Strategies guides have long divided the gaming community. Some see them as expensive cheaters’ books that defeat the purpose of thinking for yourself, while others turn to them for much needed guidance as a means of finishing those near impossible tasks that are holding them back from the illusive ‘100% complete’.
These days I occasionally buy the odd strategy guide, but for a good number of years purchasing the official strategy guide was a ritual reserved for several of my favourite game series.
It was after 2001 that I really started taking note of video game strategy guides. Hidden away in my pretend operations room playing Command & Conquer: Tiberian Sun, I would scan the Prima guide to see if it held any useful tips to assist with my missions. Being someone who was fascinated by Dorling Kindersley books on ‘how things work’ and had the complete set of Star Wars cross-section books under his bed, strategy guides also satisfied me desire to learn more about the characters, technology and history of the game worlds I was interacting with.
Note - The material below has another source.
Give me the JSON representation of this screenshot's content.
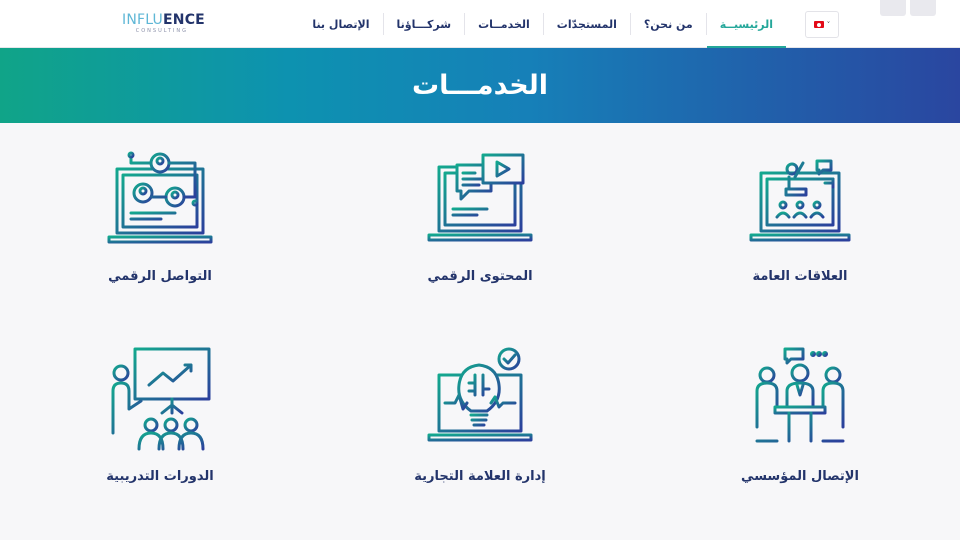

Whether as a manual was just an introduction, these books held advanced tactics and encyclopaedic knowledge on the games they covered.
From me, a strategy guide wasn’t just a fast track to completion, it was a meanings of understanding more about the game itself.
And the very first time that I remember a strategy guide being more than just a guidebook, was playing Jak II: Renegade on my brother’s birthday with the accompanying guide by Piggyback. The term ‘guide’ is a disservice to this book, it’s a full colour tome, printed on high quality paper, that’s bursting with original artwork and design that puts many in the same field to shame. Inside, there are maps, a breakdown of all the characters, detailed information on vehicles and items, quick references and walkthroughs carefully arranged to cater to different skill levels.
Jak II is a non-linear game, and in terms of using the book as a guide, my brother and I found we could dip into it as much or as little as we wished. Absorbing the sights and sounds that came with experiencing Haven City for the first time, I remember feeling some excitement simply from scanning the district maps and helping my brother to navigate the labyrinthine streets to our current objectives early on. Giving us a heads up on alternative routes, missions to persevere with or avoid and secrets, this guide enhanced the enjoyment we got out of Jak II.
Having seen want they could do, I went on the hunt for two strategy guides in the summer of 2004. A friend and I had been desperately trying to get all of the Skill Points on the first two Ratchet & Clank games. My hunt for the official strategies, which contained the much prized information, lead me to high street bookshops and eventually Amazon.co.uk to order Going Commando’s guide, which wasn’t readily available in the UK.
Many strategy guides are often written by the writers covering the games industry or by creative firms, like Off Base Productions, who also handle copywriting for game manuals and design packaging and marketing materials. The primary publishers of strategy guides are Prima Games, BradyGames, Piggyback and Future Press.
Seeing as most guides are produced in the US before the game has actually been finalised, I’ve come across tons of mistakes and things which are irrelevant for readers outside the US in some of the guides I own – Prima and Brady have always been the biggest culprits.
For a time, I ended up purchasing strategy guides merely to add them to a growing collection of video game paraphernalia. My thought process was very much: Ow, Sly 2 is coming out, and there’s a strategy guide, I better get that with my pre-order. I’m slightly ashamed to say I even have a couple racing guides, which are about as useful as a hedgehog that only knows the phrases “slow down” and “speed up.” (Incidentally, if you are after racing game reading material, I recommend the Driving Games Manual: The Ultimate Guide to All Car-based Computer and Video Games by Joao Diniz Sanches). Looking back, I feel pretty foolish to have bought some guides which I have not used at all.
I no longer feel the need to buy strategy guides, mainly because of cost and the fact that all of the information can now be found on the internet. However, I don’t mind the odd one if I plan to devote a lot of time to a particular game, like an RPG (Rogue Galaxy, Elder Scrolls) or creation tool (LBP), or am interested in a piece of historical video game reference, often by Piggyback or Future Press because of their exceptional production values.
My point is strategy guides are more than just completion aids, they’re game-specific logs of characters, events, technologies, game worlds and more. And for those times when we do wish to indulge in a game world away from the controller, I’m glad they’re around.